I am a woman, so imagine how heartbreaking it must be for me to say that what I least look forward to doing in life is shoe shopping. Yes, you heard me right, a woman who hates to shop for shoes! I promise though, there is a good reason for my hatred.
You see, I was born to a race of giants that stealthily hide their presence through a series of slouching postures and some great camouflage clothing techniques. Okay, fine! That's not true at all. I was however, born with genes that while giving me very long legs have also given me very large feet. What does that have to do with my hatred of shoe shopping? In a word, everything!
Let me take you back to high school, and prom season. I never really liked prom for various reasons, including but not limited to the fact that I could have more money to party with that weekend if I wasn't buying a dress, shoes, etc. Senior year I chose to party with friends at the beach instead of sweating my ass off in an expensive dress. We had a blast getting our Zima drunk on. Yes, Zima! I know, it wasn't my proudest moment!

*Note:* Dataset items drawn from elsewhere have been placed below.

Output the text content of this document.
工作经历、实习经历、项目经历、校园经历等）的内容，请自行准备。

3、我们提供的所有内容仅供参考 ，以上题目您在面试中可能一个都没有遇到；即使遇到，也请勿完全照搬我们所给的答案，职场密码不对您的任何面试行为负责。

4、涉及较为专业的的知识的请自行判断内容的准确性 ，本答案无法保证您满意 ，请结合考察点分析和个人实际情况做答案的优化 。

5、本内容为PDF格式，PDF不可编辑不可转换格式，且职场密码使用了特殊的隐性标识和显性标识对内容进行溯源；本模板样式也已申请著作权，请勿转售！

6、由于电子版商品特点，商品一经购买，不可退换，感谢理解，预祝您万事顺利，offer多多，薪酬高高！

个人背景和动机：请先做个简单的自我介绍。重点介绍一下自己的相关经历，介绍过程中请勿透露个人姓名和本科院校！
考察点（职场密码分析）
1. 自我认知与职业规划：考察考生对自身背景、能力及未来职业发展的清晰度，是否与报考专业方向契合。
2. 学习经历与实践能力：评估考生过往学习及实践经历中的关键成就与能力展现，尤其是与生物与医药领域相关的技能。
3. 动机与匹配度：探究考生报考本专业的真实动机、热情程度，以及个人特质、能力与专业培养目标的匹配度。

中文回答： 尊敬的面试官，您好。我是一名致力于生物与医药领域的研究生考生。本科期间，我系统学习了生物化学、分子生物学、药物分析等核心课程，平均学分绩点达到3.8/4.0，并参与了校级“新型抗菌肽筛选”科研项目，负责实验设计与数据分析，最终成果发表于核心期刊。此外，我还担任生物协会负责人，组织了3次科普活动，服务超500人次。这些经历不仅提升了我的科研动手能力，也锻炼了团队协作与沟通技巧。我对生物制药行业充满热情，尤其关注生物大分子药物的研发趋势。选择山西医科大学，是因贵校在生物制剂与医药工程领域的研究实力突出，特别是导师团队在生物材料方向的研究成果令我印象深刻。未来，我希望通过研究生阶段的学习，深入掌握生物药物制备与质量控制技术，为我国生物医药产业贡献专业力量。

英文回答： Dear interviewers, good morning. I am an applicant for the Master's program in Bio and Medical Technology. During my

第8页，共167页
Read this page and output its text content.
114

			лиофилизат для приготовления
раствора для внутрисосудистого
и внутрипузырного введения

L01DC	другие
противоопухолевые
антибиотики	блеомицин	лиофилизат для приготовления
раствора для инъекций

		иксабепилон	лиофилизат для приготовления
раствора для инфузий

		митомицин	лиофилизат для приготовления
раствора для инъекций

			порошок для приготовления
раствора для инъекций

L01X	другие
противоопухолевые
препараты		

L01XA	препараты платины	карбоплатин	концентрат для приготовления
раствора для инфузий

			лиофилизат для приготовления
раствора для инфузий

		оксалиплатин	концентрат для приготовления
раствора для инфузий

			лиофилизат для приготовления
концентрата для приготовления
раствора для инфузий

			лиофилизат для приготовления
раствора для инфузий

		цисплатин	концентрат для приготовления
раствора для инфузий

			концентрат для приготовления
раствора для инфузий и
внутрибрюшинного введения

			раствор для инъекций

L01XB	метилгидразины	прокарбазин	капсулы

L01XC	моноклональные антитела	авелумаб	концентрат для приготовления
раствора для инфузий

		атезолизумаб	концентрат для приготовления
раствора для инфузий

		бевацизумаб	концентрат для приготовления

My junior year, however, I was talked into going to the prom with friends. So, I borrowed a dress from someone at the last minute, but I obviously wasn't going to borrow a pair of shoes, not with my bozo the clown feet. My mom did the only thing she knew to do. She took me to the closest large city and we went to about 15 different shoe stores, and many tears, before I settled for a hideous pair of white shoes. That's the best description I can give for them (see photo below). Hideous and white. Beggars can't be choosers though. Sadly, for a girl with a shoe fetish, this was the beginning of a devastating love/hate relationship with footwear.
For the longest time I gave up on women's shoes. Before I had children I was a size 10. That was bad enough back then. After having children, my feet have taken on a life of their own. I am currently residing in a woman's size 12 shoe or a man's 10 1/2. Yes, I could hear your audible gasp at that, along with the comments, "that's a big bitch!" "Look out Sasquatch coming through!" Very funny! har har
So, as I was saying, I gave up on women's shoes for a long time and just relegated myself to shopping for skater punk shoes or hiking boots in the men's department, because they were at least somewhat cool. Oh, I would torture myself and meander over to the size 7-9 isle of women's footwear and drool over the latest and greatest fashions. Once in a while I would get fed up and go harass poor, unsuspecting, store clerks about their purchasing practices.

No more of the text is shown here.